Canadian housing starts rose in June, bucking expectations for a modest slowdown in the month and suggesting the building sector added to economic growth in the second quarter after a brutal winter, data released on Wednesday showed. A report from the Canada Mortgage and Housing Corp showed the seasonally-adjusted annualised rate of housing starts rose to 198,185 last month from a downwardly revised 196,993 units in May.
That gain, the third consecutive month with starts close to the 200,000 mark, surpassed analysts' forecasts for a decline to 189,000. May was originally reported as 198,324. The bounceback in the second quarter followed a slide of nearly 10 percent in the first three months of the year, when cold temperatures and icy conditions sideswiped builders.
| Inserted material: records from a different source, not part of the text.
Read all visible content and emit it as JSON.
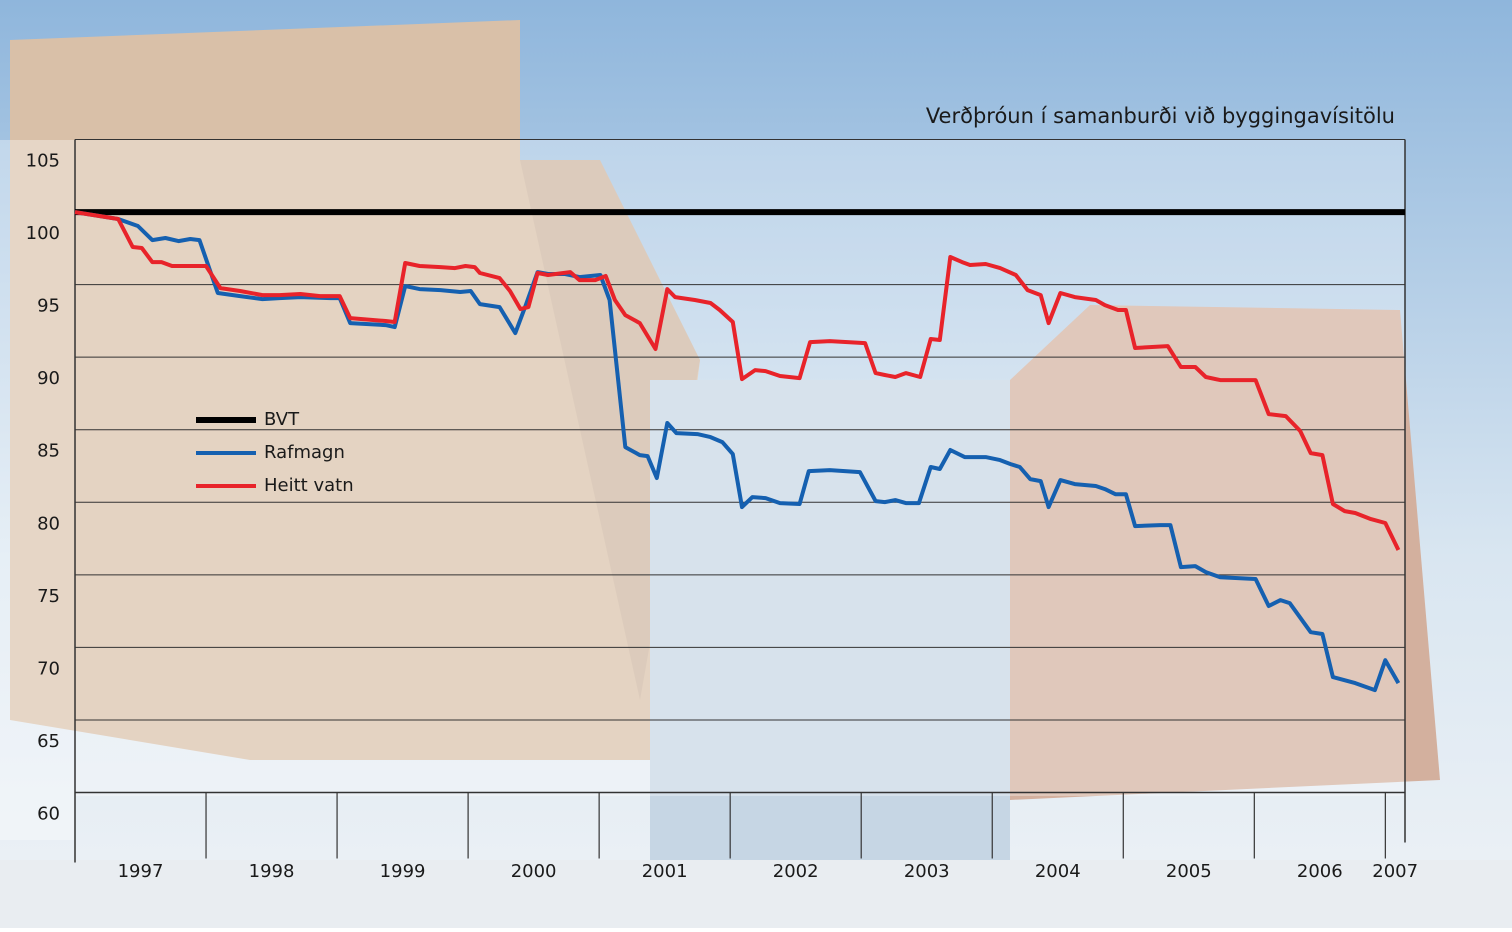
{
  "chart_data": {
    "type": "line",
    "title": "Verðþróun í samanburði við byggingavísitölu",
    "xlim": [
      1997,
      2007.15
    ],
    "xticks": [
      1998,
      1999,
      2000,
      2001,
      2002,
      2003,
      2004,
      2005,
      2006,
      2007
    ],
    "year_labels": [
      "1997",
      "1998",
      "1999",
      "2000",
      "2001",
      "2002",
      "2003",
      "2004",
      "2005",
      "2006",
      "2007"
    ],
    "ylim": [
      60,
      105
    ],
    "yticks": [
      60,
      65,
      70,
      75,
      80,
      85,
      90,
      95,
      100,
      105
    ],
    "grid": true,
    "series": [
      {
        "name": "BVT",
        "color": "#000000",
        "x": [
          1997,
          2007.15
        ],
        "values": [
          100,
          100
        ]
      },
      {
        "name": "Rafmagn",
        "color": "#1560b0",
        "x": [
          1997.0,
          1997.33,
          1997.48,
          1997.59,
          1997.69,
          1997.79,
          1997.88,
          1997.95,
          1998.09,
          1998.26,
          1998.43,
          1998.56,
          1998.72,
          1998.95,
          1999.02,
          1999.1,
          1999.37,
          1999.44,
          1999.52,
          1999.63,
          1999.79,
          1999.94,
          2000.02,
          2000.09,
          2000.24,
          2000.36,
          2000.44,
          2000.53,
          2000.61,
          2000.74,
          2000.85,
          2001.01,
          2001.08,
          2001.2,
          2001.31,
          2001.37,
          2001.44,
          2001.52,
          2001.59,
          2001.75,
          2001.85,
          2001.94,
          2002.02,
          2002.09,
          2002.17,
          2002.27,
          2002.38,
          2002.53,
          2002.6,
          2002.76,
          2002.99,
          2003.11,
          2003.18,
          2003.26,
          2003.34,
          2003.44,
          2003.53,
          2003.6,
          2003.68,
          2003.79,
          2003.95,
          2004.06,
          2004.14,
          2004.21,
          2004.29,
          2004.37,
          2004.43,
          2004.52,
          2004.63,
          2004.79,
          2004.86,
          2004.94,
          2005.02,
          2005.09,
          2005.28,
          2005.36,
          2005.44,
          2005.55,
          2005.63,
          2005.74,
          2006.01,
          2006.11,
          2006.2,
          2006.27,
          2006.43,
          2006.52,
          2006.6,
          2006.77,
          2006.92,
          2007.0,
          2007.1
        ],
        "values": [
          100.0,
          99.52,
          99.04,
          98.07,
          98.21,
          98.0,
          98.14,
          98.07,
          94.42,
          94.21,
          94.0,
          94.07,
          94.14,
          94.07,
          94.07,
          92.35,
          92.21,
          92.07,
          94.9,
          94.69,
          94.62,
          94.49,
          94.56,
          93.66,
          93.45,
          91.66,
          93.59,
          95.86,
          95.73,
          95.73,
          95.52,
          95.66,
          93.94,
          83.8,
          83.25,
          83.18,
          81.67,
          85.46,
          84.77,
          84.7,
          84.49,
          84.15,
          83.32,
          79.67,
          80.36,
          80.29,
          79.94,
          79.88,
          82.15,
          82.22,
          82.08,
          80.08,
          80.01,
          80.15,
          79.94,
          79.94,
          82.43,
          82.29,
          83.6,
          83.11,
          83.11,
          82.91,
          82.63,
          82.43,
          81.6,
          81.46,
          79.67,
          81.53,
          81.25,
          81.12,
          80.91,
          80.56,
          80.56,
          78.36,
          78.43,
          78.43,
          75.53,
          75.6,
          75.19,
          74.84,
          74.71,
          72.85,
          73.26,
          73.05,
          71.05,
          70.92,
          67.95,
          67.54,
          67.06,
          69.12,
          67.54
        ]
      },
      {
        "name": "Heitt vatn",
        "color": "#e8232a",
        "x": [
          1997.0,
          1997.33,
          1997.44,
          1997.51,
          1997.59,
          1997.66,
          1997.74,
          1998.0,
          1998.11,
          1998.26,
          1998.43,
          1998.56,
          1998.72,
          1998.87,
          1999.02,
          1999.1,
          1999.37,
          1999.44,
          1999.52,
          1999.63,
          1999.79,
          1999.9,
          1999.98,
          2000.05,
          2000.09,
          2000.24,
          2000.32,
          2000.4,
          2000.46,
          2000.53,
          2000.61,
          2000.78,
          2000.85,
          2000.97,
          2001.05,
          2001.12,
          2001.2,
          2001.31,
          2001.43,
          2001.52,
          2001.58,
          2001.73,
          2001.85,
          2001.92,
          2002.02,
          2002.09,
          2002.19,
          2002.27,
          2002.38,
          2002.53,
          2002.61,
          2002.76,
          2003.03,
          2003.11,
          2003.18,
          2003.26,
          2003.34,
          2003.45,
          2003.53,
          2003.6,
          2003.68,
          2003.77,
          2003.83,
          2003.95,
          2004.06,
          2004.18,
          2004.27,
          2004.37,
          2004.43,
          2004.52,
          2004.63,
          2004.79,
          2004.86,
          2004.96,
          2005.02,
          2005.09,
          2005.34,
          2005.44,
          2005.55,
          2005.63,
          2005.74,
          2006.01,
          2006.11,
          2006.24,
          2006.35,
          2006.43,
          2006.52,
          2006.6,
          2006.69,
          2006.77,
          2006.89,
          2007.0,
          2007.1
        ],
        "values": [
          100.0,
          99.52,
          97.59,
          97.52,
          96.55,
          96.55,
          96.28,
          96.28,
          94.76,
          94.56,
          94.28,
          94.28,
          94.35,
          94.21,
          94.21,
          92.69,
          92.49,
          92.42,
          96.49,
          96.28,
          96.21,
          96.14,
          96.28,
          96.21,
          95.8,
          95.45,
          94.56,
          93.31,
          93.45,
          95.8,
          95.66,
          95.86,
          95.31,
          95.31,
          95.59,
          93.94,
          92.9,
          92.35,
          90.56,
          94.69,
          94.14,
          93.94,
          93.73,
          93.25,
          92.42,
          88.49,
          89.11,
          89.04,
          88.7,
          88.56,
          91.04,
          91.11,
          90.97,
          88.9,
          88.77,
          88.63,
          88.9,
          88.63,
          91.25,
          91.18,
          96.9,
          96.55,
          96.35,
          96.42,
          96.14,
          95.66,
          94.62,
          94.28,
          92.35,
          94.42,
          94.14,
          93.94,
          93.59,
          93.25,
          93.25,
          90.63,
          90.76,
          89.32,
          89.32,
          88.63,
          88.42,
          88.42,
          86.08,
          85.94,
          84.91,
          83.39,
          83.25,
          79.88,
          79.39,
          79.26,
          78.84,
          78.57,
          76.71
        ]
      }
    ]
  }
}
"Smoothing out the very volatile and weather-impacted first half of the year, starts averaged 186,000 through June, roughly in-line with demographic demand. In all likelihood, activity will gravitate back toward that level, or slightly lower, thorough the remainder of the year," BMO Capital Markets senior economist Robert Kavcic wrote in a research note. Economists said the report suggests construction will boost gross domestic product (GDP) growth in the second quarter. "(It) gives us more confidence that the weakness seen in April GDP due to a drop in construction was indeed transitory, and that for the second quarter as a whole, the building sector - along with other economic activity - will show signs of heating up," said Nick Exarhos, an economist at CIBC World Markets.
CMHC Chief Economist Bob Dugan said the trend in housing starts has been stable since March, down from the range of 191,000 to 196,000 seen between September 2013 and February 2014. "This is in line with CMHC's analysis indicating that the new home construction market in Canada is headed for a soft landing in 2014," Dugan said in the report. The report showed single-unit starts rose 0.9 percent while multiple-units, typically condominiums, rose 0.1 percent. Canada's condo market has cooled since 2012 after a multi-year boom, and is widely expected to cool further as unsold inventory comes onto the market.
"We expect starts to ease to 185,000 annualised units in the fourth quarter, as elevated inventory levels and oncoming supply dampen construction activity. Next year, we expect that interest rate pressures will be more acute, so housing construction should slip further," Mazen Issa, senior Canada macro strategist at TD Securities, said in a research note.
June's strength in housing starts was led by the prairie provinces of Alberta, Saskatchewan and Manitoba, which are benefiting from a booming resources sector and where an influx of workers has meant a shortage of housing in several cities. Starts declined in Quebec, Ontario and British Columbia, and were up in the small Atlantic market.